Cale, bakışlarıyla başını sallayan Cage’i işaret etti.
“Bu çöl ölüm aurasıyla dolu. Ancak, kötü değil. Ölümün aurası doğa yasalarını takip eder ve dağılmadan önce sadece bir an için dünyada kalır.”
“Ölüm Tanrısı Kilisesinin bir rahibesi olmalısınız.”
“Aforoz edildim.”
Shawn, Cage’in tepkisi üzerine irkildi.
Öte yandan Cale, sözlerine başını salladı ve duygularını paylaştı.
“Belki de burası Ölüm Tanrısı tarafından yaşayanlara bahşedilen bir topraktır. Karanlığın yaratığı olarak ölü manaya ihtiyacın olduğu için bu kötü olduğun anlamına gelmez.”
Cale, kendisine bakan Kara Elflerle konuşmaya devam etti.
“Deli ya da kötücül birçok insan var. Bu aynı şey olmaz mıydı?”
“Haklısınız genç efendi-nim.”
Ron, Cale ile aynı fikirdeydi. Shawn, Ron ona gülümserken garip bir gülümseme takınmadan önce Ron’a baktı. Tasha güzel bir son cümleyle konuyu bitirmeden önce herkese baktı.
“Her neyse, yaşamak için güzel bir yer.”
Doğru cevap buydu.
Cale, konaklamak için oldukça iyi gözüken, onlara özel olarak ayrılmış hana geldi.
“Burada ilk kez misafir ağırlıyoruz.”
“Yok canım?”
Shawn başını salladı.
“Başka bir Kara Elf Köyü bulursak diye bu hanı ziyaretçiler için yaptık, ancak henüz bir tane bile bulamadık.

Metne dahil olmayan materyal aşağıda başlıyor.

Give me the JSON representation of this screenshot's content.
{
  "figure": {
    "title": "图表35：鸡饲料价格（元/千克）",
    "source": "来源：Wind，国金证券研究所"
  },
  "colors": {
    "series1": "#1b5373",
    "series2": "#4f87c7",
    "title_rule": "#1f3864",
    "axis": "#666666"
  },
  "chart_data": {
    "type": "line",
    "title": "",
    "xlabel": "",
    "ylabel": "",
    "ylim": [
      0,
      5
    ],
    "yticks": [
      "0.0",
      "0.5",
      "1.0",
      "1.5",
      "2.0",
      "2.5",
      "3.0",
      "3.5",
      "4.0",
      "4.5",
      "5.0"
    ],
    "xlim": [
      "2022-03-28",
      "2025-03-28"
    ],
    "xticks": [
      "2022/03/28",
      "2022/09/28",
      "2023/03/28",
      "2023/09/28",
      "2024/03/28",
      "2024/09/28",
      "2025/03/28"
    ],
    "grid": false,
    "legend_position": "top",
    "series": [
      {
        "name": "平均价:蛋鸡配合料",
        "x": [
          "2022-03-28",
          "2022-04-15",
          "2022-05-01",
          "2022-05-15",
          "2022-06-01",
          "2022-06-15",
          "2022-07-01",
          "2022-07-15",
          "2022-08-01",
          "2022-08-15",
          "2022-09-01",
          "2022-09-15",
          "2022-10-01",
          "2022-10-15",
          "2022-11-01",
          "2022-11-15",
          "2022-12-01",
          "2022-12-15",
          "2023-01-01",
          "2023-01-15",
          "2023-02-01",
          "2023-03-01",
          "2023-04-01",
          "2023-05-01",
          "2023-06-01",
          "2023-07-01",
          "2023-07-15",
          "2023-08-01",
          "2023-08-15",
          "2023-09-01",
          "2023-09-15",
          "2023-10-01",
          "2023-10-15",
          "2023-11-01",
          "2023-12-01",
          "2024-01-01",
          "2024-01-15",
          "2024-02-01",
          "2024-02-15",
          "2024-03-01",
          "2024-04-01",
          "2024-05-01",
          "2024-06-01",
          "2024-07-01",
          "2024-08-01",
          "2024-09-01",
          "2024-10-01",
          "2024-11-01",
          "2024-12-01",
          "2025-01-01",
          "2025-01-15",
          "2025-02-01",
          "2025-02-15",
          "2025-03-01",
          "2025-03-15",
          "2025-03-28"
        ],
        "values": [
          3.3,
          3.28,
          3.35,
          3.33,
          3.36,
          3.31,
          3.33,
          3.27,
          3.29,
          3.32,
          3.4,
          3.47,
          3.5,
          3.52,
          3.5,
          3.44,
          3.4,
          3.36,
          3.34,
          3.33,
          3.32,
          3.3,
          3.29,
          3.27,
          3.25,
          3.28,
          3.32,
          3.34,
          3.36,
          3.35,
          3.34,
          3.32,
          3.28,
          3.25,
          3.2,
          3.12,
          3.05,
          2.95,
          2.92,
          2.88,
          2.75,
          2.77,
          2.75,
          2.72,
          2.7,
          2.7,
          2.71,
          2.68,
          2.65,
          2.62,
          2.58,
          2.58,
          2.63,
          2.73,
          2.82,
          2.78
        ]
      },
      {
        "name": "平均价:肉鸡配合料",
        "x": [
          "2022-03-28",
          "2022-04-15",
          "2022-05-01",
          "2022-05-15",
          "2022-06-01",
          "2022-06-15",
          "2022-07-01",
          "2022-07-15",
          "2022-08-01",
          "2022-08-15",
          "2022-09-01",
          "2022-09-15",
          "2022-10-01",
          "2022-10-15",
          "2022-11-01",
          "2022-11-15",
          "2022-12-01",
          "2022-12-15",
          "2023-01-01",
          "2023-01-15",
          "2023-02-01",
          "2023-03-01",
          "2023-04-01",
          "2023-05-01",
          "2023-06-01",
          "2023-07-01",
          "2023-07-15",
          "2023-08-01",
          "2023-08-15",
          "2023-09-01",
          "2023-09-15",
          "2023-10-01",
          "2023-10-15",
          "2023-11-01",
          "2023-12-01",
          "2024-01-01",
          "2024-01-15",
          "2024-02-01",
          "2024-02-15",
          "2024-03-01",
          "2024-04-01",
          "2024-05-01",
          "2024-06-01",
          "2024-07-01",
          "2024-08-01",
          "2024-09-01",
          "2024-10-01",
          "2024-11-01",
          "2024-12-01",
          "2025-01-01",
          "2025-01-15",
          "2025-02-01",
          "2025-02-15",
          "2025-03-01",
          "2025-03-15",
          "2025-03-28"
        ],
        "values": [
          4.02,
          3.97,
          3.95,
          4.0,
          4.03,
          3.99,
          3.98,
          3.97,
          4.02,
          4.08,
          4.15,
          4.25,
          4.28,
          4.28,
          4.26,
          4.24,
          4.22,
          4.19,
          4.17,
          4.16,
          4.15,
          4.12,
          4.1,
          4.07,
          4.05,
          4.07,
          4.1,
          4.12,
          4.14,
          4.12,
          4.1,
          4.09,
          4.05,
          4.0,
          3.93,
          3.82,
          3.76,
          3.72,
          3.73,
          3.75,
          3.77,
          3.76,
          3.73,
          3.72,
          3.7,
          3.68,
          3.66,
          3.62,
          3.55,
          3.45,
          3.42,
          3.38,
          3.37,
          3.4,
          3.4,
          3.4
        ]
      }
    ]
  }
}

Üstelik buraya gelenler normal olarak bir handa konaklayacak durumda olmuyorlar.”
“Genellikle ne tür bir durumda oluyorlar?”
Shawn, Choi Han’ın sorusunu yanıtlamakta hiç zorlanmadı.
“Yetersiz beslenmiş veya ölüme yakın. Hatta bazıları Ölüm Diyarına gelip bizim gibi Kara Elflerle karşılaştıktan sonra korku içine düşüyor. Bu yüzden onları hemen hastane koğuşuna götürüyoruz.”
Shawn hancıya yaklaştı.
“İlk misafirleriniz geldi.”
“Ah, hyung-nim. Sonunda misafirlerim olacak!”
Hancı insandı. Yetmişlerinde görünen yaşlı adam, Cale’in grubunu karşılarken alkışladı.
“Aigoo, saygıdeğer konuklar hoş geldiniz. Öyle görünmüyor olabilirim ama insanlar arasında bu şehirde en uzun zaman geçiren kişi benim. Kara Elf hyung-nimler kadar düzeni ben de biliyorum!”
Tasha gruba fısıldadı.
“Referans olarak, Shawn ve ben aynı yaştayız.”
Cale, hancıyla el sıkıştı.
“Hancı, biz buradayken bize iyi bak.”
“Tabii ki. Yaşam Şehrine hoş geldiniz.”
“Yaşam Şehri mi?”
Yaşlı adam, Cale’in şaşkınlığını duyduktan sonra parlak bir şekilde gülümsedi.
“Evet efendim. Biz buraya böyle deriz.”
“Bu isim daha uygun.”
Cale, soru sormak için Shawn’a dönmeden önce yanıtladı.
“Artık nerede kaldığımızı bildiğimize göre, hemen çarşıya gitmek istiyorum.”
“Zaten sizi bekliyorlar.”
***
Çarşı üç katlı bir binadaydı.
Tasha ve Shawn, sadece Cale ve Choi Han’ı oraya götürdü. Grubun geri kalanı onları handa bekliyordu. Tabii ki görünmez Raon da onlarla birlikteydi.
“Bu, şehrin yöneticilerinin kullandığı bina.”
Vahşi doğada keşişler gibi yaşayan Elflere kıyasla kesinlikle farklıydılar. Kara Elfler, insanlara benzer bir ekonomik yapıya sahip gibi görünüyordu.
Kara Elflerle birlikte yönetimde çalışan birçok genç insan da vardı.
Tasha, Cale’in neye baktığını fark etti.
“Buraya gelen insanların çoğu okuma yazma bilmiyor. Çoğu teknik beceriler veya çiftçilik öğrenmek istedi. Ancak bu şehirde doğan tüm çocuklara genç Kara Elflerle aynı eğitim veriliyor.”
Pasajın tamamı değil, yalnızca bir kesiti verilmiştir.